Most POWs were tortured; all were abused and some were rendered insane. Those held more than a few months emerged from prison as emaciated as some concentration camp survivors.
Dying in a flaming aircraft—or building—was perhaps not the worst fate possible. A scratch-built crew from the 29th Group was downed on May 5, and met horrid ends. Apparently all bailed out but one was murdered in midair when a Japanese fighter shredded his parachute canopy.

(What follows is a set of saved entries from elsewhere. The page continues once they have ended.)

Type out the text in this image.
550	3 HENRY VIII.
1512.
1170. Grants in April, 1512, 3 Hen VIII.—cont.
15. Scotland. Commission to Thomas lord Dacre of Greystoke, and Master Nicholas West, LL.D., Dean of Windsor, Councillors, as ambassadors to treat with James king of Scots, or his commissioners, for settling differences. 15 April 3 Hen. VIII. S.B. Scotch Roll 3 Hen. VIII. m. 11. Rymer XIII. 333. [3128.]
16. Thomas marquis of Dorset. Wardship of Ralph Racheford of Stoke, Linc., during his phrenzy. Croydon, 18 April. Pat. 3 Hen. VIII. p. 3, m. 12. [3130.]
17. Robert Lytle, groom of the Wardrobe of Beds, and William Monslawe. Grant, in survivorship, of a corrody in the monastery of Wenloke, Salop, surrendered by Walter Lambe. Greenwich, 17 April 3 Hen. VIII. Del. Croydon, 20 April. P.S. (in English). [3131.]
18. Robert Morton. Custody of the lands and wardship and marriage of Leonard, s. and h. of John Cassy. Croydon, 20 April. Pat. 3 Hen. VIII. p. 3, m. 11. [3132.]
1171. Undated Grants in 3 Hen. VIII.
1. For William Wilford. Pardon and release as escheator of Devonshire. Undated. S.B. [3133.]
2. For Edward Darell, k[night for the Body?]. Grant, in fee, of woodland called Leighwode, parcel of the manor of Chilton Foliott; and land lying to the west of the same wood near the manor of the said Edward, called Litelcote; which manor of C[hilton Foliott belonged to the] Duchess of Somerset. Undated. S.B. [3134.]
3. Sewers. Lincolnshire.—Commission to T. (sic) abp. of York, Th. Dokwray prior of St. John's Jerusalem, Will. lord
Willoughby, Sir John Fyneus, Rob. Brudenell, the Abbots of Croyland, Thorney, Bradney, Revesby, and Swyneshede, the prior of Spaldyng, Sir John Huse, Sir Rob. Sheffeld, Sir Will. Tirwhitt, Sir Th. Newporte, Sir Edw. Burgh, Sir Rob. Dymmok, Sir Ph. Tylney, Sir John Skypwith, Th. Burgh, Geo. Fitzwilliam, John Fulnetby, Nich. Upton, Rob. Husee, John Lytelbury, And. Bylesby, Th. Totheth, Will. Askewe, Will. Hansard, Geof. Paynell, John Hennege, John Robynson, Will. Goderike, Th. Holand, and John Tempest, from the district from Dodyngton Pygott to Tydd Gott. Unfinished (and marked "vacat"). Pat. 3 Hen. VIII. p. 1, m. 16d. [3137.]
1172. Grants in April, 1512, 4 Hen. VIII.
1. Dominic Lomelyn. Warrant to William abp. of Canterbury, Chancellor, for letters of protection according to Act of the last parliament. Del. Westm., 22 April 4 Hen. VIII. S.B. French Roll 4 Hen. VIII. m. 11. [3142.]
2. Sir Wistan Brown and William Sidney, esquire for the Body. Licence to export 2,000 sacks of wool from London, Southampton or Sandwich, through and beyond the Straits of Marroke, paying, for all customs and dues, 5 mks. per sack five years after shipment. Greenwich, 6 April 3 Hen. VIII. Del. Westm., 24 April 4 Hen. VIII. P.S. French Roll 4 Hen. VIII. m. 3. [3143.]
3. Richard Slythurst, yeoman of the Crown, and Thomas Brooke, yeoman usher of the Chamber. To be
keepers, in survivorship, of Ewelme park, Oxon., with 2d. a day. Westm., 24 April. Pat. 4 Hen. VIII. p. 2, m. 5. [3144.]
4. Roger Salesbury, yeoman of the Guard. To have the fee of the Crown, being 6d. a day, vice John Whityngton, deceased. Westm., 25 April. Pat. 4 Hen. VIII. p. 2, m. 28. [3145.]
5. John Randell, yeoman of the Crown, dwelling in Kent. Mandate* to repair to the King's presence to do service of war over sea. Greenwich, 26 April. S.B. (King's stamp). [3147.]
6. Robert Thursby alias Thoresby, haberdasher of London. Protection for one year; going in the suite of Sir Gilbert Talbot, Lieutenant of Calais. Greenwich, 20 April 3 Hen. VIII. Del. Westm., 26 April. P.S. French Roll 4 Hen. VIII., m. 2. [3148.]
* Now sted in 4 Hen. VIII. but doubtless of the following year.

Two were killed on the ground and another shot it out with enraged Japanese, literally saving the last bullet for himself. The pilot was captured and sent to Tokyo where he was tortured and interrogated but survived the ordeal. At least six others were moved to Kyushu Imperial University in Fukuoka, between Hiroshima and Nagasaki. There they were subjected to vivisection by the anatomy department. Reportedly some of the Japanese acquired a taste for human liver but no witnesses would so testify after the war. Eventually twenty-three Fukuoka military and medical personnel were found guilty of various charges; five received death sentences and four life terms. However, none were executed and all were freed by 1958.